Chunked compaction. For very large graphs (13k+ entities per the evidence section), the full entity graph won’t fit in a single context window even with LIMIT caps. The spec’s open question #4 describes entity-cluster batching (e.g. all entities related to “Signet”, then “Biohazard VFX”) with a cross-cluster merge pass. Not implemented — current LIMIT caps truncate silently.
Dashboard observability. The spec’s open question #2 describes a diff view of the entity graph before/after a dreaming pass. No dashboard UI exists for dreaming status, history, or graph diffs. The API surface (GET /api/dream/status) provides the data but there’s no frontend consumer.
~~Identity context injection.~~ (RESOLVED) The prompt now loads and injects all five identity files (AGENTS.md, SOUL.md, IDENTITY.md, USER.md into <identity>, MEMORY.md into <working_memory>). This was implemented in Phase 1 — the deferred item was documented in error.

Open Questions

Model selection for dreaming.
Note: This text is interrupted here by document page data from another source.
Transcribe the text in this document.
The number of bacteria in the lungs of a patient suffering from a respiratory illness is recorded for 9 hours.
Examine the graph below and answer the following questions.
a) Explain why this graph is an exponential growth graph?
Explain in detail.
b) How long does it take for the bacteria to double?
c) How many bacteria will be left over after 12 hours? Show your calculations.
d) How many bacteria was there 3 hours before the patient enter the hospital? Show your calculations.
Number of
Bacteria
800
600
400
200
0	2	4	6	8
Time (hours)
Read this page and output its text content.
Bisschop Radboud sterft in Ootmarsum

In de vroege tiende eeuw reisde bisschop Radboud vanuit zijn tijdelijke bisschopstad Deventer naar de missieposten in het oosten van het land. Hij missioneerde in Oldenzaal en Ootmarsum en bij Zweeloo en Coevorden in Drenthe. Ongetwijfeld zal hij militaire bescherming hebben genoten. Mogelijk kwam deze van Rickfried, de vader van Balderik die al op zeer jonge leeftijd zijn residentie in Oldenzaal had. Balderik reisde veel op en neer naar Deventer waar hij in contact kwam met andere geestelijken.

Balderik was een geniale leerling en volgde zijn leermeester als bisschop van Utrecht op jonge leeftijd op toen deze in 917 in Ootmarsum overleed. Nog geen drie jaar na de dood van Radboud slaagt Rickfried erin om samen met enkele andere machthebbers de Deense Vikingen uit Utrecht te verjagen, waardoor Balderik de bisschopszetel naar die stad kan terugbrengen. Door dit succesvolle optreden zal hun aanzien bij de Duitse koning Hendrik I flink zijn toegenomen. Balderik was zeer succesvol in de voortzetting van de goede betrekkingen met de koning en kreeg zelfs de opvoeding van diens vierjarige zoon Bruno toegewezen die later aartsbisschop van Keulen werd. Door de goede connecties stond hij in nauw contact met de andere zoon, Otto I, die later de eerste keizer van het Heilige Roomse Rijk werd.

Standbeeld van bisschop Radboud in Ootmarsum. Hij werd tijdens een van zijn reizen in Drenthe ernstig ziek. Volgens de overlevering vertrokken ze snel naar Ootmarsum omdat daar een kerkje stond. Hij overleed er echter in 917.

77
Should this default to the same provider as extraction, or always target a larger model? The whole point is that a smarter model does better work, but cost varies. Resolved in Phase 1: Dreaming has its own provider/model config independent of extraction. Default is anthropic/claude-sonnet-4-6.
Observability. Users should be able to see what dreaming changed — a diff view of the entity graph before/after. Dashboard integration? Deferred to Phase 2.
Retention policy interaction. Dreaming’s delete operations need to respect pinned memories and retention policies. How does this compose with the existing retention decay system? Partially resolved: pinned entities and constraint attributes are protected. Full retention policy integration (decay rates, archived memories) is not yet wired.
Chunked compaction. With 13k+ memories, the full graph won’t fit in a single context window. Compaction may need to work in entity-cluster batches (e.g. all entities related to “Signet”, then “Biohazard VFX”, etc.) with a final merge-candidates pass across clusters. Deferred to Phase 2.
Entity deduplication heuristics. The dreaming agent needs guidance on recognizing possessive forms, markdown artifacts, and name variants as the same entity. Should this be in the dreaming prompt, or should there be a pre-processing normalization step before the agent sees the graph? Currently in the prompt only — no pre-processing normalization.